Her response comes after the Democratic state representative Attica Scott was charged with the felony last week while participating in Louisville protests for racial justice.
Scott was among demonstrators who converged in downtown Louisville to express their disagreement with the grand jury decision. Many marched along Louisville’s streets chanting “Breonna Taylor, say her name,” and “no justice, no peace”.
Taylor was shot multiple times on 13 March after her boyfriend opened fire as officers entered her home during a narcotics raid, authorities said. Taylor’s boyfriend said he didn’t know who was coming in and fired in self-defense. One officer was wounded.
The grand jury indicted one officer, who was already fired, on wanton endangerment charges, saying he shot repeatedly and blindly fired shots that could have hit Taylor’s neighbors.
Kentucky’s attorney general, Daniel Cameron, said the other officers were not charged with Taylor’s killing because they acted to protect themselves.
Scott, the state’s only Black female representative, was arrested and charged on Thursday night with the felony of first-degree rioting as well as unlawful assembly and failure to disperse, which are misdemeanor offenses.

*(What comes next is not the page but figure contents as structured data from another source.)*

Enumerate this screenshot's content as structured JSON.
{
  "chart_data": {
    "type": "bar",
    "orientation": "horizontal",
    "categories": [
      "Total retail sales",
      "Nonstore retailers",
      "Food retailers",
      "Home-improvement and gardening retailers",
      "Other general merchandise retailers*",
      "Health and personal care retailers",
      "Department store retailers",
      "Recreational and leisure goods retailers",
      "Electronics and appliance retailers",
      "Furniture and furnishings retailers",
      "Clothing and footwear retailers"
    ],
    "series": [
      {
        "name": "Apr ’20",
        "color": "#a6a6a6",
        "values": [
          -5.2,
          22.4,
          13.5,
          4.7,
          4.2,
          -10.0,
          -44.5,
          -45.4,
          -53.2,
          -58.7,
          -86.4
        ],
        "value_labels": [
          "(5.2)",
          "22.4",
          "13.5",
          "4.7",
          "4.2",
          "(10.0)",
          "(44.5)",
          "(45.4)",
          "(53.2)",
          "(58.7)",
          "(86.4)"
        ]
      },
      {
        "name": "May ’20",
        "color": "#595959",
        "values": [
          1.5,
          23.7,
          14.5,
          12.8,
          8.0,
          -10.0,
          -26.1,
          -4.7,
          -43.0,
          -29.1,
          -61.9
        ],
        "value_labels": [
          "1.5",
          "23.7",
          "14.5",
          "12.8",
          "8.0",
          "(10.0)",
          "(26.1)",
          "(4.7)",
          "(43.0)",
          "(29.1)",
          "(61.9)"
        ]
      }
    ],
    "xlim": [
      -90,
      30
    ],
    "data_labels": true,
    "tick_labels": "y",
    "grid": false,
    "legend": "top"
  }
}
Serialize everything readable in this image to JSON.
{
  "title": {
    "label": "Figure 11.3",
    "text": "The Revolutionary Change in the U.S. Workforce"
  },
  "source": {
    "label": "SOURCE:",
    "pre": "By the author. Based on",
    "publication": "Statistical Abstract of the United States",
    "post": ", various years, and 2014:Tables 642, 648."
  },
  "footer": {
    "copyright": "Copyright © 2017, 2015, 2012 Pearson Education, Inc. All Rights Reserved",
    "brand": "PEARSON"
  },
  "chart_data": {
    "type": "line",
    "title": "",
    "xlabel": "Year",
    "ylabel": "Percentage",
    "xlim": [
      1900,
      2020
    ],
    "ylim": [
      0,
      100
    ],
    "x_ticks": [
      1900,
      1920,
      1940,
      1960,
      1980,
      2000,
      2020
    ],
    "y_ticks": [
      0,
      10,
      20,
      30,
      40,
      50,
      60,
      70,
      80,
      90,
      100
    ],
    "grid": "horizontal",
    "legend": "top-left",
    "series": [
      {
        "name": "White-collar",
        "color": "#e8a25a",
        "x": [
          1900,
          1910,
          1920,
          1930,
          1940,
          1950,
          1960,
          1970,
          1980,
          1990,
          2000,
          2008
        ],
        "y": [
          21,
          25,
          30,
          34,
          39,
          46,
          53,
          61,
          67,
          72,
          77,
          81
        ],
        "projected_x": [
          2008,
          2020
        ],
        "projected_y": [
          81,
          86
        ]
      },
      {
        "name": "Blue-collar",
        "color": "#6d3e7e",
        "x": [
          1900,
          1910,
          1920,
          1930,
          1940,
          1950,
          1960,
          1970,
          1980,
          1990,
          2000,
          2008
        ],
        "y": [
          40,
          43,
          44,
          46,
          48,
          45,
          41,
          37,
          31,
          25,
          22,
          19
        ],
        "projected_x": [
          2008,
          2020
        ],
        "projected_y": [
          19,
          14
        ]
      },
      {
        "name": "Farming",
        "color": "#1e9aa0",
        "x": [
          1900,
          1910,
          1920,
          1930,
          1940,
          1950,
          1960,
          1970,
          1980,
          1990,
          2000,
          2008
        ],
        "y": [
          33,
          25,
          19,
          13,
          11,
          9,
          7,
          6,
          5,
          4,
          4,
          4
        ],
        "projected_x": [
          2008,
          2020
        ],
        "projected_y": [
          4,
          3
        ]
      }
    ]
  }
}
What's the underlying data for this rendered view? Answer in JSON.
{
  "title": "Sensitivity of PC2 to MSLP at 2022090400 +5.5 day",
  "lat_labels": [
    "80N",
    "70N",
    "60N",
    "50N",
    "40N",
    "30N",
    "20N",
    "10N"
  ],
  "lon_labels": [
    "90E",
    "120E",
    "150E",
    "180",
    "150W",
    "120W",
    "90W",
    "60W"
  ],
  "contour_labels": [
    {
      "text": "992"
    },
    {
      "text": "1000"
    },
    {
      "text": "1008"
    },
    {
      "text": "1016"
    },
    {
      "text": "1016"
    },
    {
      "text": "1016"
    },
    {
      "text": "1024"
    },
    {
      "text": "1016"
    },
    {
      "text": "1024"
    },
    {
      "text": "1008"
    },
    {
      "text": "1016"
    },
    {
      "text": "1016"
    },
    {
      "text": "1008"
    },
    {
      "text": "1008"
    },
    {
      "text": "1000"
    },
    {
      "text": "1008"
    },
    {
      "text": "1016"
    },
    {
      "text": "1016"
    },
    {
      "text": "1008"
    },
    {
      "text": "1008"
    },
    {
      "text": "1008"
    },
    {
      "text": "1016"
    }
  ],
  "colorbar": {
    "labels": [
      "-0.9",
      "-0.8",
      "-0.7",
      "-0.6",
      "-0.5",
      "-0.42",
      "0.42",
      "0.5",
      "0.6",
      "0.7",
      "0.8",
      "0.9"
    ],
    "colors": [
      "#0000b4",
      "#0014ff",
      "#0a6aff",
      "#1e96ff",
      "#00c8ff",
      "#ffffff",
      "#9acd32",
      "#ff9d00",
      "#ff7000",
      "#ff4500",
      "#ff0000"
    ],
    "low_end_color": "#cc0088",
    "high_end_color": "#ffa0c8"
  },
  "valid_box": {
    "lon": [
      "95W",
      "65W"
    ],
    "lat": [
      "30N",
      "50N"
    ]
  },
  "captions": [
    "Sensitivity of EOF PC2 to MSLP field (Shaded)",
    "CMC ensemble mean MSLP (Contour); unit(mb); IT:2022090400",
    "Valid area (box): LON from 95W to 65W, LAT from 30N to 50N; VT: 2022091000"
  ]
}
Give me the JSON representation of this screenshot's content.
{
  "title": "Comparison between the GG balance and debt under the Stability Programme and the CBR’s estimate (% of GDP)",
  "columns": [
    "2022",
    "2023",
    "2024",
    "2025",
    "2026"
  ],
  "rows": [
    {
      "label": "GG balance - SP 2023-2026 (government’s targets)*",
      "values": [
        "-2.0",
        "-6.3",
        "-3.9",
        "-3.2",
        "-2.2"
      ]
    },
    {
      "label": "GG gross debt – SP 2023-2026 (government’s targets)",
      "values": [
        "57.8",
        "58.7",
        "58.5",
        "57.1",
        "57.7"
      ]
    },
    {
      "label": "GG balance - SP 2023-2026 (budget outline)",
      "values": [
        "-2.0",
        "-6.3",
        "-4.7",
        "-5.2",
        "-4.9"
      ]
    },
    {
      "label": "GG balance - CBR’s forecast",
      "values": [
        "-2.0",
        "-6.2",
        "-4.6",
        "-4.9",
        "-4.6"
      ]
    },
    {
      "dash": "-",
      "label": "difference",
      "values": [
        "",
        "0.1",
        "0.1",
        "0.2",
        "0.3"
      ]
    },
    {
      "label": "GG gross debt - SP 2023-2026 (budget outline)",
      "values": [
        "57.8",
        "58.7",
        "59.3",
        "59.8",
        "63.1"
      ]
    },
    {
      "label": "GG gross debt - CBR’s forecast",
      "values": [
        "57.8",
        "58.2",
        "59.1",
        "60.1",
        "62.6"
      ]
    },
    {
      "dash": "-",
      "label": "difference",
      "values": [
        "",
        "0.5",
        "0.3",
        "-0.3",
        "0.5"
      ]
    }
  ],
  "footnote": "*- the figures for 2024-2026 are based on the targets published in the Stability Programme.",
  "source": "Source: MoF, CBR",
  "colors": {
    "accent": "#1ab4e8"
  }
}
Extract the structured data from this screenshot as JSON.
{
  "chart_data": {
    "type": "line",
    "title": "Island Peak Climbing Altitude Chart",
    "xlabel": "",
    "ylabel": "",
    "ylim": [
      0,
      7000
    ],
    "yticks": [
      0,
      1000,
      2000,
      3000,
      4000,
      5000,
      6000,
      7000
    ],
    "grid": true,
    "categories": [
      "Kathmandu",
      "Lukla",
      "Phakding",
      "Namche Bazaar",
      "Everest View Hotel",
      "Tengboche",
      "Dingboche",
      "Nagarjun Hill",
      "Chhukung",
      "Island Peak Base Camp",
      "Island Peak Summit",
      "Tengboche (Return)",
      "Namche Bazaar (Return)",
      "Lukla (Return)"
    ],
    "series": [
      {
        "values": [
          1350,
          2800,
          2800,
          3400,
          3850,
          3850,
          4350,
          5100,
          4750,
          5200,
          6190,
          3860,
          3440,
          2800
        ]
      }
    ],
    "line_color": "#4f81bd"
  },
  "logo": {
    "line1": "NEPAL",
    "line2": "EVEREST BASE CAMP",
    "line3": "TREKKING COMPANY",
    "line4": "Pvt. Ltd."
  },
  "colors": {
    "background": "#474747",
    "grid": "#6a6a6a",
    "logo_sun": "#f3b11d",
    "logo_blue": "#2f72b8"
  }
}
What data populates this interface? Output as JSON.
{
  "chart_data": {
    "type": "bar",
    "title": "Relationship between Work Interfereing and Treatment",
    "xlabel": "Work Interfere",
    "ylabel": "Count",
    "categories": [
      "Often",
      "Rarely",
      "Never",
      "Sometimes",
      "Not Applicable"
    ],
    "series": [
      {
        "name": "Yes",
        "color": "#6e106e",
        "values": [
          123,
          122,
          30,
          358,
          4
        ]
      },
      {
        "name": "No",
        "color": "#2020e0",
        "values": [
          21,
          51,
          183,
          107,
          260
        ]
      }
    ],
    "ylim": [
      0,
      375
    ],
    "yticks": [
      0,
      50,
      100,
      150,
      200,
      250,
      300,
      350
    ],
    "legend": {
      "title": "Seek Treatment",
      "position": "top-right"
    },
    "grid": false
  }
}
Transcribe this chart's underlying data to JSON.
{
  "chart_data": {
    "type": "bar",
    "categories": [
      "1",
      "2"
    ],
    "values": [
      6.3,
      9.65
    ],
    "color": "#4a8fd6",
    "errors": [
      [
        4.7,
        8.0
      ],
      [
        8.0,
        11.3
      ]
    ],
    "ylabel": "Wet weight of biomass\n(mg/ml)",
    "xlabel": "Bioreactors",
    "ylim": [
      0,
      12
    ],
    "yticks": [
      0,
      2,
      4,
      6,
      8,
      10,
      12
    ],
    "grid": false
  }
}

Police said Scott was in a group whose members damaged buildings and set fire to a library.
Scott called the charges “ludicrous” and said she would never be involved in setting fire to a library. She said she was arrested as she walked with her daughter to the sanctuary of a church.
Willner said Scott’s arrest “raises the question of how many others have been accused of rioting in the first degree – which is a felony – who are facing loss of voting rights, simply by being present”.